THOMAS D. SCHROEDER, District Judge.

Before the court is a motion filed May 21, 2013, by pro se Plaintiff Delbert Lamar Rankin ("Mr. Rankin"). (Doc. 61.) In the motion, Mr. Rankin reiterates his grievances with regard to this case, including the court's captioning of the case, what he asserts are the actions of some of the individuals about whom he complains, and alleged racial discrimination. Mr. Rankin's statements largely repeat his previous contentions and are conclusory. He requests "an investigation whereas to someones occupation" and "to reinstate or investigate." (Id. at 5.) Mr.
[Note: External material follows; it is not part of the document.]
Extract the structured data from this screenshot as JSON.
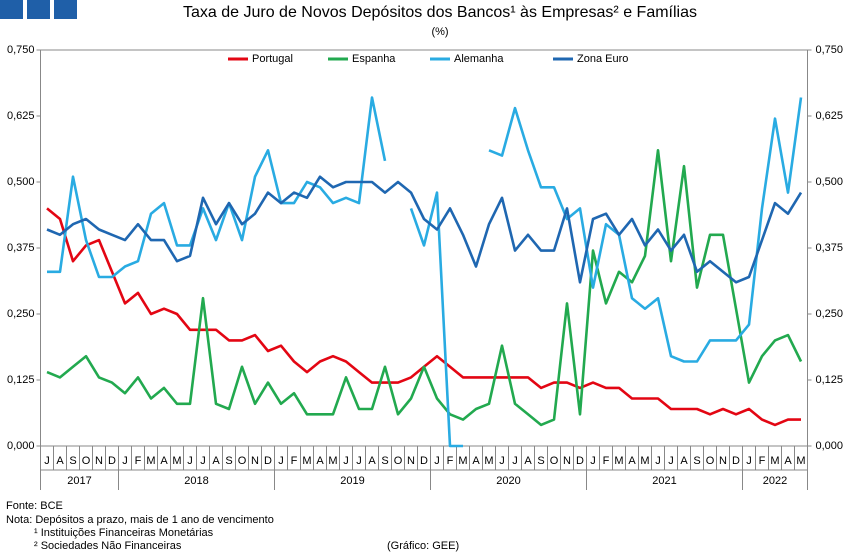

Rankin also contends that he "deserves a Hearing in this Matter." (Id.)

Although not denominated as such, because the motion was filed within twenty-eight days after the entry of judgment, the court will treat it as one to alter or amend a judgment pursuant to Federal Rule of Civil Procedure 59(e). See Lee-Thomas v. Prince George's Cnty. Pub. Sch., 666 F.3d 244, 247 n.4 (4th Cir. 2012); Katyle v. Penn Nat. Gaming, Inc., 637 F.3d 462, 471 n.4 (4th Cir. 2011). A motion under Rule 59(e) will be granted (1) to accommodate an intervening change in controlling law, (2) to account for new evidence not previously available, or (3) to correct a clear error of law or prevent manifest injustice. Pac. Ins. Co. v. Am. Nat. Fire Ins. Co., 148 F.3d 396, 403 (4th Cir. 1998).1

The court has carefully considered Mr. Rankin's filing, construed as noted herein, but finds it lacking in merit for any ground to alter or set aside the court's Judgment entered in this case on May 8, 2013 (Doc. 60). Accordingly, to the extent the filing can be construed as a motion for altering or relief from judgment, it will be denied.

IT IS THEREFORE ORDERED AND ADJUDGED that Plaintiff's motion filed May 21, 2013 (Doc. 61), is DENIED.

FootNotes


1. Alternatively, even if the motion were treated as one pursuant to Federal Rule of Civil Procedure 60(b), the court finds that it would fail. See Aikens v. Ingram, 652 F.3d 496, 500-01 (4th Cir. 2011) (noting that, in deference to the finality of judgments, "only truly `extraordinary circumstances' will permit a party successfully to invoke the `any other reason' clause of § 60(b)").